Sur scène, elle capte l’attention d’un simple regard. Dans ses textes, chaque mot semble porté par une urgence intérieure. Fatine Fatmi, slameuse et poétesse marocaine, s’est hissée à la deuxième place du championnat national de slam-poésie DKLAM 2025. Mais au-delà de ce titre, c’est un parcours d’écriture et de partage qu’elle incarne, entre révolte intime et ouverture au monde.

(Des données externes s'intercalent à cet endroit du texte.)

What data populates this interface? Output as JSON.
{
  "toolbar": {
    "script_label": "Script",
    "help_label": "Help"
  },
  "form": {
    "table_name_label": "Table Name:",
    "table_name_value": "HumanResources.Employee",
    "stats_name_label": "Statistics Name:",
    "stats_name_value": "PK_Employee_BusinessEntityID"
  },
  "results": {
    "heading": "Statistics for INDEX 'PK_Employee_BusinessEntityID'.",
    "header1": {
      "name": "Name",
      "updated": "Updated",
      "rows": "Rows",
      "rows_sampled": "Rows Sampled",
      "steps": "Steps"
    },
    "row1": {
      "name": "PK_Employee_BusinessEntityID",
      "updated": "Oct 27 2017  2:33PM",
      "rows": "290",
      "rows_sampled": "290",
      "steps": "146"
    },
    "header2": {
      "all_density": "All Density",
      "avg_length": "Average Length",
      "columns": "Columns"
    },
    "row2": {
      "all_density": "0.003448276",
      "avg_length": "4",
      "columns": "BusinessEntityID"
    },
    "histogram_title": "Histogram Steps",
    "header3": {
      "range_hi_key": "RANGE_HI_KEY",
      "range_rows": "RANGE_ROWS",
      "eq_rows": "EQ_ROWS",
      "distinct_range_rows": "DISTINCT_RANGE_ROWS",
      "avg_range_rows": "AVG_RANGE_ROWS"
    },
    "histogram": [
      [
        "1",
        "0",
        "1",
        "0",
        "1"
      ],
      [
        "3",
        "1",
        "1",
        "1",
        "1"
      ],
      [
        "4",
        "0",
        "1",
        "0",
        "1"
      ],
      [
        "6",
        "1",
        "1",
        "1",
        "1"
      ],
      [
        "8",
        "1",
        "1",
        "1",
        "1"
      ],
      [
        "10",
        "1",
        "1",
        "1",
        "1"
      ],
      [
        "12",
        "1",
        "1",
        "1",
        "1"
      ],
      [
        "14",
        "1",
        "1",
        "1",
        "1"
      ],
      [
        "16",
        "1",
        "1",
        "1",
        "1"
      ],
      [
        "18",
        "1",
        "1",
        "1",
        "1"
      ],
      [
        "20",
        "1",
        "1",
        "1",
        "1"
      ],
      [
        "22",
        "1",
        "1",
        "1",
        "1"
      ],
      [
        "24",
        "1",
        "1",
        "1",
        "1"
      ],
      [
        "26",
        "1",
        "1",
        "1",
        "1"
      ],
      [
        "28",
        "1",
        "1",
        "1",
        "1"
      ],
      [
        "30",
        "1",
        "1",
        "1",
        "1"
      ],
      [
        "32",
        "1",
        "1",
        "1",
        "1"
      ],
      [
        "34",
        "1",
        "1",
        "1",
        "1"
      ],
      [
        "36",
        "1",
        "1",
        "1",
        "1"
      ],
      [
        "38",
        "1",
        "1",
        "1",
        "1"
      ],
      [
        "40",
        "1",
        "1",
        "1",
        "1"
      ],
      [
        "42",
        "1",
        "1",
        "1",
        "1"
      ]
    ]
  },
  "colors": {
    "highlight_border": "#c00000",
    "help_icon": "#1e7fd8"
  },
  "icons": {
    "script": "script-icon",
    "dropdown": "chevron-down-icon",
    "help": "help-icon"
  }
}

A lire : Portrait : Amine Mkallech, champion du Maroc de slam-poésie 2025
Tout commence dans le silence d’une chambre d’enfant. Très jeune, Fatine découvre l’écriture comme un espace de refuge. Ses cahiers deviennent les confidents de ses émotions et de ses questionnements. Elle y dépose ses rêves, ses colères, ses douleurs et ses espoirs. Écrire devient un besoin vital, une manière de comprendre ce qui l’entoure. Longtemps, elle écrit dans l’ombre. Mais une expérience collective va tout changer. Lors d’un atelier d’écriture, elle découvre la puissance du partage littéraire. Loin d’être un exercice solitaire, l’écriture devient alors un dialogue, un échange, un écho. Cette révélation marque un tournant dans son parcours.
Le coin des écrivains : un espace de liberté
De cette expérience naît une initiative précieuse : Le Coin des Écrivains. Ce club d’écriture, qu’elle fonde, rassemble des passionnés de mots de tous horizons. L’objectif est simple : créer un espace bienveillant où chacun peut s’exprimer librement, quel que soit son niveau.
On y organise des ateliers, des jeux littéraires, des discussions thématiques. Chaque rencontre est une source d’inspiration. Ce lieu devient rapidement un incubateur de créativité. Il fédère une communauté d’auteurs émergents et de lecteurs curieux. Pour Fatine, c’est aussi une façon de transmettre ce qu’elle a elle-même reçu : l’envie d’oser dire.
Une poétesse sur scène et sur papier
La poésie de Fatine ne reste pas confinée aux ateliers. Elle prend vie sur scène, dans les soirées slam, les festivals, les rencontres littéraires. Membre active de l’association SLAM’AROC et de l’Association Book Friends, elle multiplie les apparitions publiques. À chaque passage, sa voix résonne avec justesse et émotion.
En 2024 et 2025, elle participe au Printemps des Poètes à Valence-sur-Baïse (un village dans le département du Gers qui vient d’obtenir le label de ” Village en poésie “) avec l’association Cavéa. L’un de ses textes est publié aux côtés de poètes francophones reconnus. Elle s’y affirme comme une voix singulière, à la croisée du lyrisme et de la critique sociale.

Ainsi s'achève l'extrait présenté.